On Wed, Mar 30, 2016 at 4:31 PM, Parisi, Justin Justin.Parisi@netapp.com wrote:
Oh, well that's different entirely. :)
true =)
The cluster may be out of quorum, which is causing this issue.
I don't think so, my cluster is 6 nodes, "-" 2 nodes being powered off, "+" one of the running nodes has got "epsilon", IMO, it's still "quorum".
Did you capture the aforementioned commands?
"RPC timeout" here means that the API is being sent across the cluster to other nodes via RPC. Since the nodes are down, the commands are failing.
Yes, i did, the healthy nodes reply just fine.

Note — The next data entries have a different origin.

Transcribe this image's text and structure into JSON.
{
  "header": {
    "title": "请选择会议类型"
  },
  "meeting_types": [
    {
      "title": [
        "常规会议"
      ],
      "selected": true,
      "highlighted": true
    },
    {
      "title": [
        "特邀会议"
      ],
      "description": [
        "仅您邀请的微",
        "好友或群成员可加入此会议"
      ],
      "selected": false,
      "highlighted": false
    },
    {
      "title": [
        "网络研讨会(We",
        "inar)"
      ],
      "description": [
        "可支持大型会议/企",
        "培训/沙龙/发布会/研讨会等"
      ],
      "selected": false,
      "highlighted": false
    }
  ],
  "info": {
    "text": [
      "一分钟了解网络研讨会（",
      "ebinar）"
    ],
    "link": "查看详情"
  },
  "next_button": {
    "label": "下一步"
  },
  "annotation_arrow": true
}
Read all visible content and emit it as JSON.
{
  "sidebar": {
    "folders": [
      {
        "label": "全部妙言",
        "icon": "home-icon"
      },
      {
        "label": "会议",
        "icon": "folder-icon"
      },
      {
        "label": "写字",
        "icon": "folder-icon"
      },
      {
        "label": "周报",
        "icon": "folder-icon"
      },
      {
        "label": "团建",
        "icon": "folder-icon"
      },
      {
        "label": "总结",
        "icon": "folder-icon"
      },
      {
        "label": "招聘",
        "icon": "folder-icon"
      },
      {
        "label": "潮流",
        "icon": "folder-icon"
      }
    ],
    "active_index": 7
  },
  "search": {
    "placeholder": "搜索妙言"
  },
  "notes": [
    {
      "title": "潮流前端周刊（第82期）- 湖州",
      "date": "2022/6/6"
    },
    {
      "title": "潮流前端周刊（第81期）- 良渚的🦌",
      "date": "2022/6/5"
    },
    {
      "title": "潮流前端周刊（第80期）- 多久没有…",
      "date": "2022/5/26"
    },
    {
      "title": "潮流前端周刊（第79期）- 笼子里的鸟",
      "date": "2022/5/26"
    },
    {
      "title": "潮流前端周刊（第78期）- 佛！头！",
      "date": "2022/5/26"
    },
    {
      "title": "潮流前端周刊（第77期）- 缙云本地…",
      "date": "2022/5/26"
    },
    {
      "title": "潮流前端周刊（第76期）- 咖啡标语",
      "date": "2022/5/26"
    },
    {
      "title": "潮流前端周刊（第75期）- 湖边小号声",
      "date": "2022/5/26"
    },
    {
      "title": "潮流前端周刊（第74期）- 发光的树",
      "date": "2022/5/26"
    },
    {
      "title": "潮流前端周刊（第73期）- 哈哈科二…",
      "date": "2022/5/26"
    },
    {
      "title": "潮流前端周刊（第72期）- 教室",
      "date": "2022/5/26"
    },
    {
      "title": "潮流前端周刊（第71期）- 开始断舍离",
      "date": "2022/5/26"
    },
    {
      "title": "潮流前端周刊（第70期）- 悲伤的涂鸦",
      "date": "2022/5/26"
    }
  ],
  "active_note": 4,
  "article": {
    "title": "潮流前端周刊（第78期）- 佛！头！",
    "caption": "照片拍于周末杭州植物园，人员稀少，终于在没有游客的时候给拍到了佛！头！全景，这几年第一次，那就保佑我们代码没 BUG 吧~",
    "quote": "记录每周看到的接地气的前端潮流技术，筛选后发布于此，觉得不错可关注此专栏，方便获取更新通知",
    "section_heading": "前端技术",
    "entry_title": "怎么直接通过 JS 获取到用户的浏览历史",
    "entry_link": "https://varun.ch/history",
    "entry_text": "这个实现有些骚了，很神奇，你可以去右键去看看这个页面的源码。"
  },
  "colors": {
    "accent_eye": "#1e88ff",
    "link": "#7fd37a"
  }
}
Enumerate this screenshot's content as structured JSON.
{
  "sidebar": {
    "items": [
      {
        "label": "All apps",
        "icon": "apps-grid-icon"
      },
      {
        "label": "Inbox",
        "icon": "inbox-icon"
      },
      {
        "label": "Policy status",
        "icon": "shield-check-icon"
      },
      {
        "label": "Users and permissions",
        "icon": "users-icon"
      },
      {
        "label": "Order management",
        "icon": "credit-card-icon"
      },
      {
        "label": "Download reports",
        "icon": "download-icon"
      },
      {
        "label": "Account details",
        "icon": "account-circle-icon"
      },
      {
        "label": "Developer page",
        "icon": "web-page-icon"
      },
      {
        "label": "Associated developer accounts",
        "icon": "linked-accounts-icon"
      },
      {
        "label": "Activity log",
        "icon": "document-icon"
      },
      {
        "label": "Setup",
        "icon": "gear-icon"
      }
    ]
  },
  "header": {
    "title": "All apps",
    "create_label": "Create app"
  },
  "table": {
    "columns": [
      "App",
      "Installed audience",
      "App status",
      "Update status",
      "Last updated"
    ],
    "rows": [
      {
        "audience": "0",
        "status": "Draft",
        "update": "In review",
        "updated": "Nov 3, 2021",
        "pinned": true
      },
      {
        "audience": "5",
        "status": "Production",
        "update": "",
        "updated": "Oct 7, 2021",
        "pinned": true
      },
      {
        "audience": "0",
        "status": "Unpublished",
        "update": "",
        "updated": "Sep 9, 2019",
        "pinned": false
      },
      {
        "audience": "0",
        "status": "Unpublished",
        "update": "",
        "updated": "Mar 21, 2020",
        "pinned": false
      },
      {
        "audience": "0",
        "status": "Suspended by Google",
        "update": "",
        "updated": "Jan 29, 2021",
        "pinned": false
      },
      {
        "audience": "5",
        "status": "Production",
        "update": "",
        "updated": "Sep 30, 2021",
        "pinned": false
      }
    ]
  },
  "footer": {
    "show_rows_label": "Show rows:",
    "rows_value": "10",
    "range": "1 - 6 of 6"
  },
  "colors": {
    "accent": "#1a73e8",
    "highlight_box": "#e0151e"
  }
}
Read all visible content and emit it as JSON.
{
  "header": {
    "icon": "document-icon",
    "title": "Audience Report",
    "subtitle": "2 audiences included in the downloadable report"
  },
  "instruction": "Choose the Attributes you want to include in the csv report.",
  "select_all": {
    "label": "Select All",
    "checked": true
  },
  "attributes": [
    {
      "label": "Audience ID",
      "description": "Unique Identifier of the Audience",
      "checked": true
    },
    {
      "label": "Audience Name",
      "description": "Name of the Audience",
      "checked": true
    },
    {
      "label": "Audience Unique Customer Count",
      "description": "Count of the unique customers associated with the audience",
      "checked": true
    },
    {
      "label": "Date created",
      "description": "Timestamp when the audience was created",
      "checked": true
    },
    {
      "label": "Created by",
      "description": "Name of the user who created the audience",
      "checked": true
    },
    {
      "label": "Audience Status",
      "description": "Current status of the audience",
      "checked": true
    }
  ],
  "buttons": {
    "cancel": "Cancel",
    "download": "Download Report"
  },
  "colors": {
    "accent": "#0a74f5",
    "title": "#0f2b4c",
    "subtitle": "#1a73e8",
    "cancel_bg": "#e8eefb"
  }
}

Node Health Eligibility Epsilon -------------------- ------- ------------ ------------ na101node-1a true true false na101node-1b true true false na101node-2a true true true na101node-2b true true false na101node-3a true true false na101node-3b true true false na101node-4a false true false na101node-4b false true false
Keep in mind that a scenario where two nodes in a cluster are powered off is not a normal scenario. If you are doing maintenance, you would want to mark those nodes as "eligibility false" to ensure they don't participate in the cluster during maintenance. You also want to ensure epsilon is not on the nodes and to move epsilon if it is.
Well, I just tried to set "eligibility" to false, but it didn't fix the API calls issue:
::*> node modify -node na101node-4* -eligibility false
Warning: When a node's eligibility is set to "false," it cannot serve SAN data, and NAS access might also be affected. This setting should be used only for unusual maintenance operations. To restore the node's data-serving capabilities, set the eligibility to "true" and reboot the node. Continue? {y|n}: y 2 entries were modified.